Recalcan que la paciente y su caso son ampliamente conocidos por el hospital, desde que estaba en sus anteriores instalaciones, y la han tratado desde hace seis años. De hecho, cuando la conocieron presentaba diversos problemas, pues había sido abusada en las calles y presentaba problemas de adicciones.
Comentan que, así como la atienden a ella, también deben atender a muchos otros pacientes. Lo mismo pasa con las camas, donde no pueden tener a un paciente por mucho tiempo, debido a la constante rotación y a que llega mucha gente con distintos padecimientos y necesidades.
Ellos se centran en el aspecto médico, desconocen la situación legal, aunque aclaran que debe haber un tutor o alguien que se haga responsable de la persona, que en este caso bien podría ser la asociación civil.

ANDREA
La mujer que se encuentra recluida en el Cereso es Andrea, tiene un trastorno psiquiátrico y es acusada de homicidio en grado de tentativa.
“Fue un día a una lancha, estaba en un muelle y supuestamente un menor se burló de su condición, y ella lo empujó; el menor no murió, pero los padres ejercitaron la acción penal y fue presa por el delito de homicidio en grado de tentativa”, relata Carlos Alexis Treviño Cáceres, presidente de “Porque yo amo a Cancún”.
Reitera que por su padecimiento, es inimputable, sin embargo, está presa desde hace dos años. Dice que ayer la visitó y está en malas condiciones: en una celda muy pequeña, haciéndose daño, “como una esclava”.
Aunque sí recibe un tratamiento la receta no es la adecuada, además que las valoraciones deben ser constantes. Pero el problema es que, al no haber psiquiatras en el Cereso, quienes acuden son personal del Kumate.
A nivel legal ya se tramitó un amparo que ordena por un lado que el Hospital la atienda y que sea liberada y trasladada a un hospital para ser atendida, pero es cuando se encuentran con la dificultad de que no hay un nosocomio que la pueda recibir.
Sobre si hay antecedentes de personas en similares situaciones en el sistema penal estatal, los activistas responden que al parecer es el único caso, aunque sí hay otra persona presa con un padecimiento mental, y es Aleksei Makeev, el ruso que fuera casi linchado en Cancún por subir a redes sociales videos con comentarios racistas.

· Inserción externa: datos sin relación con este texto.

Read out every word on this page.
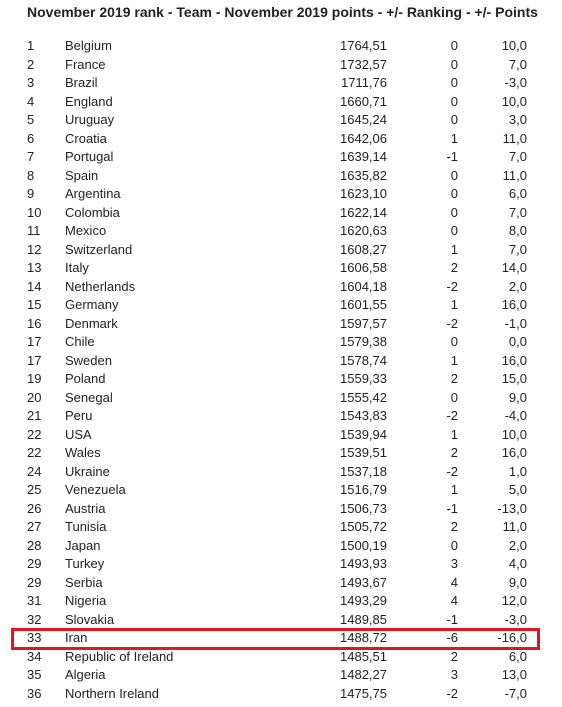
November 2019 rank - Team - November 2019 points - +/- Ranking - +/- Points
1 Belgium	1764,51	0	10,0
2 France	1732,57	0	7,0
3 Brazil	1711,76	0	-3,0
4 England	1660,71	0	10,0
5 Uruguay	1645,24	0	3,0
6 Croatia	1642,06	1	11,0
7 Portugal	1639,14	-1	7,0
8 Spain	1635,82	0	11,0
9 Argentina	1623,10	0	6,0
10 Colombia	1622,14	0	7,0
11 Mexico	1620,63	0	8,0
12 Switzerland	1608,27	1	7,0
13 Italy	1606,58	2	14,0
14 Netherlands	1604,18	-2	2,0
15 Germany	1601,55	1	16,0
16 Denmark	1597,57	-2	-1,0
17 Chile	1579,38	0	0,0
17 Sweden	1578,74	1	16,0
19 Poland	1559,33	2	15,0
20 Senegal	1555,42	0	9,0
21 Peru	1543,83	-2	-4,0
22 USA	1539,94	1	10,0
22 Wales	1539,51	2	16,0
24 Ukraine	1537,18	-2	1,0
25 Venezuela	1516,79	1	5,0
26 Austria	1506,73	-1	-13,0
27 Tunisia	1505,72	2	11,0
28 Japan	1500,19	0	2,0
29 Turkey	1493,93	3	4,0
29 Serbia	1493,67	4	9,0
31 Nigeria	1493,29	4	12,0
32 Slovakia	1489,85	-1	-3,0
33 Iran	1488,72	-6	-16,0
34 Republic of Ireland	1485,51	2	6,0
35 Algeria	1482,27	3	13,0
36 Northern Ireland	1475,75	-2	-7,0
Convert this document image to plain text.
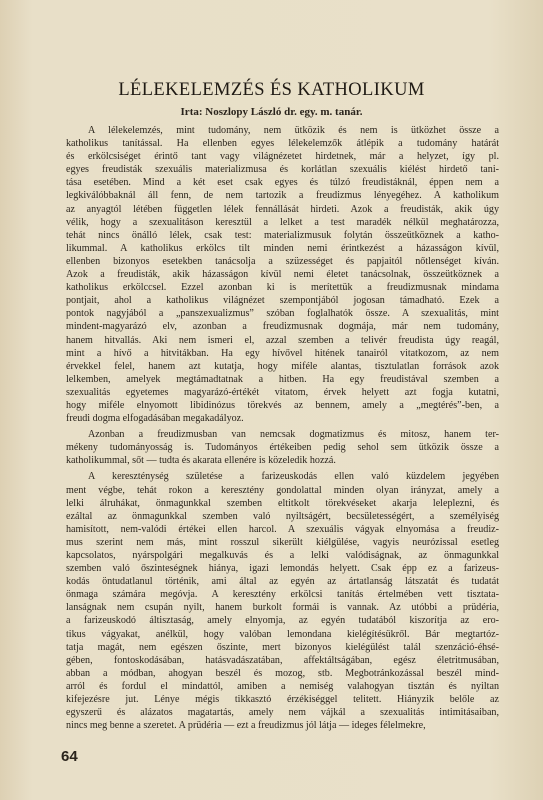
LÉLEKELEMZÉS ÉS KATHOLIKUM
Irta: Noszlopy László dr. egy. m. tanár.
A lélekelemzés, mint tudomány, nem ütközik és nem is ütközhet össze a
katholikus tanítással. Ha ellenben egyes lélekelemzők átlépik a tudomány határát
és erkölcsiséget érintő tant vagy világnézetet hirdetnek, már a helyzet, így pl.
egyes freudisták szexuális materializmusa és korlátlan szexuális kiélést hirdető tani-
tása esetében. Mind a két eset csak egyes és túlzó freudistáknál, éppen nem a
legkiválóbbaknál áll fenn, de nem tartozik a freudizmus lényegéhez. A katholikum
az anyagtól létében független lélek fennállását hirdeti. Azok a freudisták, akik úgy
vélik, hogy a szexualitáson keresztül a lelket a test maradék nélkül meghatározza,
tehát nincs önálló lélek, csak test: materializmusuk folytán összeütköznek a katho-
likummal. A katholikus erkölcs tilt minden nemi érintkezést a házasságon kívül,
ellenben bizonyos esetekben tanácsolja a szüzességet és papjaitól nőtlenséget kíván.
Azok a freudisták, akik házasságon kívül nemi életet tanácsolnak, összeütköznek a
katholikus erkölccsel. Ezzel azonban ki is merítettük a freudizmusnak mindama
pontjait, ahol a katholikus világnézet szempontjából jogosan támadható. Ezek a
pontok nagyjából a „panszexualizmus” szóban foglalhatók össze. A szexualitás, mint
mindent-magyarázó elv, azonban a freudizmusnak dogmája, már nem tudomány,
hanem hitvallás. Aki nem ismeri el, azzal szemben a telivér freudista úgy reagál,
mint a hívő a hitvitákban. Ha egy hívővel hitének tanairól vitatkozom, az nem
érvekkel felel, hanem azt kutatja, hogy miféle alantas, tisztulatlan források azok
lelkemben, amelyek megtámadtatnak a hitben. Ha egy freudistával szemben a
szexualitás egyetemes magyarázó-értékét vitatom, érvek helyett azt fogja kutatni,
hogy miféle elnyomott libidinózus törekvés az bennem, amely a „megtérés”-ben, a
freudi dogma elfogadásában megakadályoz.
Azonban a freudizmusban van nemcsak dogmatizmus és mitosz, hanem ter-
mékeny tudományosság is. Tudományos értékeiben pedig sehol sem ütközik össze a
katholikummal, sőt — tudta és akarata ellenére is közeledik hozzá.
A kereszténység születése a farizeuskodás ellen való küzdelem jegyében
ment végbe, tehát rokon a keresztény gondolattal minden olyan irányzat, amely a
lelki álruhákat, önmagunkkal szemben eltitkolt törekvéseket akarja leleplezni, és
ezáltal az önmagunkkal szemben való nyiltságért, becsületességért, a személyiség
hamisított, nem-valódi értékei ellen harcol. A szexuális vágyak elnyomása a freudiz-
mus szerint nem más, mint rosszul sikerült kiélgülése, vagyis neurózissal esetleg
kapcsolatos, nyárspolgári megalkuvás és a lelki valódiságnak, az önmagunkkal
szemben való őszinteségnek hiánya, igazi lemondás helyett. Csak épp ez a farizeus-
kodás öntudatlanul történik, ami által az egyén az ártatlanság látszatát és tudatát
önmaga számára megóvja. A keresztény erkölcsi tanítás értelmében vett tisztata-
lanságnak nem csupán nyilt, hanem burkolt formái is vannak. Az utóbbi a prüdéria,
a farizeuskodó áltisztaság, amely elnyomja, az egyén tudatából kiszorítja az ero-
tikus vágyakat, anélkül, hogy valóban lemondana kielégítésükről. Bár megtartóz-
tatja magát, nem egészen őszinte, mert bizonyos kielégülést talál szenzáció-éhsé-
gében, fontoskodásában, hatásvadászatában, affektáltságában, egész életritmusában,
abban a módban, ahogyan beszél és mozog, stb. Megbotránkozással beszél mind-
arról és fordul el mindattól, amiben a nemiség valahogyan tisztán és nyiltan
kifejezésre jut. Lénye mégis tikkasztó érzékiséggel telitett. Hiányzik belőle az
egyszerű és alázatos magatartás, amely nem vájkál a szexualitás intimitásaiban,
nincs meg benne a szeretet. A prüdéria — ezt a freudizmus jól látja — ideges félelmekre,
64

Concluyen reiterando el por qué llevan años pidiendo el Instituto de Inclusión, para que haya un organismo que vele por estas personas con discapacidad o con algún padecimiento y que sufren algún tipo de injusticia, y se llene desde el gobierno este vacío que han tenido que ir cubriendo las asociaciones civiles con su activismo.